I turned him around and had him walk the same path. He
stumbled over the root—I caught him before he fell. He reached up to take off his blindfold, and I tapped his hand. “Leave it for a minute. Trust me.”

“You just made me trip,” he said.

“You didn't get hurt,” I told him.

Adam posed a different problem. I wasn't going to blindfold him. Not when something had been following us. We needed Adam free to act.

“Close your eyes and lean on me?” I asked. He did. And I took him over the same root—and he picked his feet up and stepped over the root because he paid attention to his environment.

But he followed me right off the cliff. Or where he thought the cliff would be, anyway.

With Adam leaning against me, I took Aiden by the arm, held the staff in my free hand, and took them in the direction the staff dictated.

“The ground feels hard,” Aiden said after a few minutes.
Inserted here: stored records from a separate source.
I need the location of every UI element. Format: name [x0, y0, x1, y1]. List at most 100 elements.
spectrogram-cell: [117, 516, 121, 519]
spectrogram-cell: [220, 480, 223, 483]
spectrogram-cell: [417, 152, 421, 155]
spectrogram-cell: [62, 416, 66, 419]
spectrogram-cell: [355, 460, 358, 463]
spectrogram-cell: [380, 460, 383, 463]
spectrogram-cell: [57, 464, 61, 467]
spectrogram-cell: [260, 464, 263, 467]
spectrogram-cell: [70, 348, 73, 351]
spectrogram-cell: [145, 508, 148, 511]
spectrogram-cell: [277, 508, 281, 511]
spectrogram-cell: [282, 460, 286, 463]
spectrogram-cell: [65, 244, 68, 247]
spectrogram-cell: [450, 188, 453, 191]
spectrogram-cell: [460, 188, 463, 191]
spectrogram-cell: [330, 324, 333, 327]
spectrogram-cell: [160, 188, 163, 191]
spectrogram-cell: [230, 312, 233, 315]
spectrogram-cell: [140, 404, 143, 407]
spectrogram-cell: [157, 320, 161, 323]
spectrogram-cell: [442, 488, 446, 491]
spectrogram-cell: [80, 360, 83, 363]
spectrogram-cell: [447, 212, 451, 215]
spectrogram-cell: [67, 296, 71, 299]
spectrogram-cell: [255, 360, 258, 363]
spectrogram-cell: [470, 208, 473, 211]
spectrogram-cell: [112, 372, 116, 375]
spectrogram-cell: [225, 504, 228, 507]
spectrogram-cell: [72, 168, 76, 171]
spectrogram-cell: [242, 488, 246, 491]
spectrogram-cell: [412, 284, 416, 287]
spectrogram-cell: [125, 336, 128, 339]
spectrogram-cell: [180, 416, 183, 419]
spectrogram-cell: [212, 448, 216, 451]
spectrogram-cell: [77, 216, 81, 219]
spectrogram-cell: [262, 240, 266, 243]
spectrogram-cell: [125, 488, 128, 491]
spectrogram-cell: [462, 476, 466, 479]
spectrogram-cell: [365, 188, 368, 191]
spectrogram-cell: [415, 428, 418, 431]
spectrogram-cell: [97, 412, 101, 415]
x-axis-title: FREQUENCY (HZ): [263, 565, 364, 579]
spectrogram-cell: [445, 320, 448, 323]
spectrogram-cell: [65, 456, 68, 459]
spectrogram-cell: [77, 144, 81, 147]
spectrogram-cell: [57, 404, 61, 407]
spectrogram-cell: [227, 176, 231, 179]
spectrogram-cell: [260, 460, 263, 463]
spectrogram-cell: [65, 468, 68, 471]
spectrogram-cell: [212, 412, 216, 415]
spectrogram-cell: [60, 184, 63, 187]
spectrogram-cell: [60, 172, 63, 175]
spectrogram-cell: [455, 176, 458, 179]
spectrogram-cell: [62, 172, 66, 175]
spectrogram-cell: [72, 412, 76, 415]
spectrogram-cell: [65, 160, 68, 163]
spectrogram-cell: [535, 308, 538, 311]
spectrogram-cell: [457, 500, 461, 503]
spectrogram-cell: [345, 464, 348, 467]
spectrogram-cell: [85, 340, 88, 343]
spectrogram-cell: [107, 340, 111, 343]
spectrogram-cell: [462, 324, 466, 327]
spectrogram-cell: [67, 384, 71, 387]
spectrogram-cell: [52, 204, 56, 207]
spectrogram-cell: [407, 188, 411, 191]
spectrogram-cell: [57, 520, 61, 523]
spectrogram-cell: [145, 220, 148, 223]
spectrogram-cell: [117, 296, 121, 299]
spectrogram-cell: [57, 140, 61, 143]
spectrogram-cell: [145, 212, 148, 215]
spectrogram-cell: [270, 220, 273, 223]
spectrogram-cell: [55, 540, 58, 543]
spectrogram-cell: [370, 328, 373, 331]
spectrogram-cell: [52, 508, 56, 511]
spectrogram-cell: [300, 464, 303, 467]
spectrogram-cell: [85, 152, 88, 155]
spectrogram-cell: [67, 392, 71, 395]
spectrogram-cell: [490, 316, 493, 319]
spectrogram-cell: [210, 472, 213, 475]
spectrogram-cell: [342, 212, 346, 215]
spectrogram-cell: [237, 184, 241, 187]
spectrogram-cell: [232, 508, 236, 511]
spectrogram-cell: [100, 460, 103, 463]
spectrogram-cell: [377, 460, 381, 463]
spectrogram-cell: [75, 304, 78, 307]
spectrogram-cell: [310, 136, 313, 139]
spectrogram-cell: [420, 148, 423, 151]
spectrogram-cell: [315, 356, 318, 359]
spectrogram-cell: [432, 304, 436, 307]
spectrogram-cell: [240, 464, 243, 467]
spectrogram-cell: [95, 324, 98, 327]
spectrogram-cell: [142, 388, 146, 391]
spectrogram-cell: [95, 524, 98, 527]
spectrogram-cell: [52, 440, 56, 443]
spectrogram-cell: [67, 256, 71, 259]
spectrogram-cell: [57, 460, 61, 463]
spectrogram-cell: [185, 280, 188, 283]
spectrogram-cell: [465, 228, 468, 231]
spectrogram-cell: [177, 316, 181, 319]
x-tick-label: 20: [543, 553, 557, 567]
“Yes,” I said. “Don't think too hard about it. Just walk.”

It wasn't that the cavern floor was flat. Finding a path where the three of us could walk abreast wasn't always practical. Once, traveling on a worn wooden bridge over a river, I had to leave one of them behind and escort them across one at a time. But mostly I could push Aiden ahead of me and keep Adam against my side as the green light in the walking stick got brighter and brighter.